In order to revitalize Norway’s seafood processing industry, Seafood Companies, a prominent industry organization, is calling on the government to eliminate the employer tax imposed on the sector. Currently, a substantial portion of Norway’s salmon undergoes processing in countries like Poland and Denmark, prompting concerns about the decline in domestic processing capabilities.

Robert H. Eriksson, the managing director of Seafood Companies, emphasizes the diminishing number of companies in the seafood industry, dropping from 688 in 1995 to approximately 350 today. Eriksson anticipates a positive response as he awaits the unveiling of the national budget later today.

Seafood Companies highlights the financial burden on salmon producers, who now face a 25% salmon tax in addition to a 22% corporation tax. The employer tax acts as a production fee on each kilogram of processed salmon, with an extra charge for those aiming to increase their output.

Eriksson notes a concerning trend in the decline of domestic processing, revealing that only 28% of fish for export is currently processed within Norway, down from 33% in 2010. Despite government rhetoric urging increased value creation from seafood within the country, the reality is a worsening situation year by year, resulting in more unprocessed fish being exported.

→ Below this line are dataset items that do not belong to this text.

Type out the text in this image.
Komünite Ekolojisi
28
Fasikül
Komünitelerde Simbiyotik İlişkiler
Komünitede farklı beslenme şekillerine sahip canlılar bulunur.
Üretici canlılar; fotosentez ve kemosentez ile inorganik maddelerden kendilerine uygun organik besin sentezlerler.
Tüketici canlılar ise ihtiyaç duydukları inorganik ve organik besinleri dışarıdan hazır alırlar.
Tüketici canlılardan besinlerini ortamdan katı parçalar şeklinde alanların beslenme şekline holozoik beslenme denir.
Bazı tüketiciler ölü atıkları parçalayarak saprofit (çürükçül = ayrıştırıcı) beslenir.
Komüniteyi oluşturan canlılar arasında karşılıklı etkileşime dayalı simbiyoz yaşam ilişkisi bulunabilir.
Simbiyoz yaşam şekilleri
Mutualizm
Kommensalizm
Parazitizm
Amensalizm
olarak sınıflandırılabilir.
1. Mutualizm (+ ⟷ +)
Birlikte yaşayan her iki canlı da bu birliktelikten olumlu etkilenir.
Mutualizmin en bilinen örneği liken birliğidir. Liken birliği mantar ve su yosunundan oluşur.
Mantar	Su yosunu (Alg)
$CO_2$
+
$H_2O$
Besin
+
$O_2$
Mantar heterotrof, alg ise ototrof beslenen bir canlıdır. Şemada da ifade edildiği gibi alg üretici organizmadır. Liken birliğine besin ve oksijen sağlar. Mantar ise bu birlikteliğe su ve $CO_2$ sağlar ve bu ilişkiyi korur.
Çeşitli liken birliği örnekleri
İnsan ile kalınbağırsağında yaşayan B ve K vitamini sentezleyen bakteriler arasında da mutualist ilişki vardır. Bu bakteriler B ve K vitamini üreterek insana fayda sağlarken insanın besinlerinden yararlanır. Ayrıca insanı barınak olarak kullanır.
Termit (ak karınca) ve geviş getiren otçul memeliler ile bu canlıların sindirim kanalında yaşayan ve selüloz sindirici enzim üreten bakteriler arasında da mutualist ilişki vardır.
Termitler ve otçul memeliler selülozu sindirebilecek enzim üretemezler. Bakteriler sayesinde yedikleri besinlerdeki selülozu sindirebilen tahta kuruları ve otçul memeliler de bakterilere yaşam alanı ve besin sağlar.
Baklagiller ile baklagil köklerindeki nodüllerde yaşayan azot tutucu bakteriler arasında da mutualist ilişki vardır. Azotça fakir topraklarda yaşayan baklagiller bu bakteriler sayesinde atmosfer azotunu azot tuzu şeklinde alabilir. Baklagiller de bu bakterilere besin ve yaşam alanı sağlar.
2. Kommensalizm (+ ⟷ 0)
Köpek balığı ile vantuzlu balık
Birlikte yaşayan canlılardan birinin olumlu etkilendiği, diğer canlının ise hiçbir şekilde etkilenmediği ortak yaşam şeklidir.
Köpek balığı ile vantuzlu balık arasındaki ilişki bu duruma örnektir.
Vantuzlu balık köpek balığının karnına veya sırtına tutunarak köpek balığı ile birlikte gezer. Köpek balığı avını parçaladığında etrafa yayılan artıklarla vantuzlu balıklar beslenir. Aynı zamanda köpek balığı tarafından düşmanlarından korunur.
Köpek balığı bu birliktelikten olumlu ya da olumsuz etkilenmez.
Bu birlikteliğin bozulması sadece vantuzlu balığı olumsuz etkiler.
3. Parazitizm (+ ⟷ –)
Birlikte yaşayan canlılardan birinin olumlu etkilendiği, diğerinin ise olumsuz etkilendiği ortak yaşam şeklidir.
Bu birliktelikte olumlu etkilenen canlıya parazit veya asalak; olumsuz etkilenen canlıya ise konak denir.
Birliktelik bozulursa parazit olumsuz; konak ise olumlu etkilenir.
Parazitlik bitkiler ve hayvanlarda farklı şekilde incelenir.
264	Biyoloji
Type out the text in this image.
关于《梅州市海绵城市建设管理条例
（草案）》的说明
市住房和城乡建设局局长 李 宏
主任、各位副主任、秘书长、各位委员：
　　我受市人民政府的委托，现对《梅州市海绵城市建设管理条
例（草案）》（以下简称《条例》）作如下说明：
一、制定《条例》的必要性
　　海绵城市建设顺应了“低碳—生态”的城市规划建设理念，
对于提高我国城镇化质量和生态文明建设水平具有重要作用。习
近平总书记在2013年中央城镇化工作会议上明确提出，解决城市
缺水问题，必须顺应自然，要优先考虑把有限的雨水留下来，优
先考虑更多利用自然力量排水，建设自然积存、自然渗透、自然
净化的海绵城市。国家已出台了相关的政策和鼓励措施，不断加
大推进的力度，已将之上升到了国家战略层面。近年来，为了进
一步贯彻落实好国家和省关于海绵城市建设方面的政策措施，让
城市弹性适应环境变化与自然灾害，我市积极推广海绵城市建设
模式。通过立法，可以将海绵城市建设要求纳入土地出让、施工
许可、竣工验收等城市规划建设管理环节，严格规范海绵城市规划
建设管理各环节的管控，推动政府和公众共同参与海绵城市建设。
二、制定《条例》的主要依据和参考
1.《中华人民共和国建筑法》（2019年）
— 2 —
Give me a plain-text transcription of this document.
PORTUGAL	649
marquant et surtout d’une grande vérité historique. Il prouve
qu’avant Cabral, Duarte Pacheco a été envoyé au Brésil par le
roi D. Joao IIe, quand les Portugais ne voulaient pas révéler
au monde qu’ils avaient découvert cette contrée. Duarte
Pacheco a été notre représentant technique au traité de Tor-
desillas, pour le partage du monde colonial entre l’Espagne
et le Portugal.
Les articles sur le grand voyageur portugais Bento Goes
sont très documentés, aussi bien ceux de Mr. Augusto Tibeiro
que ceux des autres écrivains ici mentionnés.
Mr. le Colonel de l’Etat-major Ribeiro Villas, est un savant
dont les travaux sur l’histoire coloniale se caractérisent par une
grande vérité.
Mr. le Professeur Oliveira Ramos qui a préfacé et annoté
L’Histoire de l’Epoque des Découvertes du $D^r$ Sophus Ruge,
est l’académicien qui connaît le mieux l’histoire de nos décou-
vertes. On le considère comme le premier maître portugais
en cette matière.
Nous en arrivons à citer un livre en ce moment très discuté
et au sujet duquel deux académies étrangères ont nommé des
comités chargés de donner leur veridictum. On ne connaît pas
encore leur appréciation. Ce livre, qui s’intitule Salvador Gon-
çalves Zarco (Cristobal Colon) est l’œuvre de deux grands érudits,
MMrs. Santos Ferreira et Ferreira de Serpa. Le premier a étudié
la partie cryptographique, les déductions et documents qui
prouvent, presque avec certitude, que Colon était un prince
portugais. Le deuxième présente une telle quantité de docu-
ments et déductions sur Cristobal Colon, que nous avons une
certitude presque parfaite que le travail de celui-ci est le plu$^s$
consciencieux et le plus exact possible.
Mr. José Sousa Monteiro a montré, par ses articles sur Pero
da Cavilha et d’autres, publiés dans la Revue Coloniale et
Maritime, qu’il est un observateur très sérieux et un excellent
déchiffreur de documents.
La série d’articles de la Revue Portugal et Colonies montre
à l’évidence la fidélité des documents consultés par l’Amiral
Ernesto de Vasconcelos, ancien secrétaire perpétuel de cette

Eriksson argues that Norway’s status as a high-cost country is a significant challenge, particularly due to labour-related expenses, contributing to low profitability for many industrial companies. To enhance competitiveness and support the struggling industry, Seafood Companies urges the government to abolish the employer’s tax in the upcoming state budget.

Eriksson points out that the recent introduction of a temporary additional employer’s tax in the previous budget has further complicated the situation for businesses. He concludes by demanding the removal of this additional taxation in the next year’s state budget, describing it as an unreasonable Norwegian penalty tax for hiring people.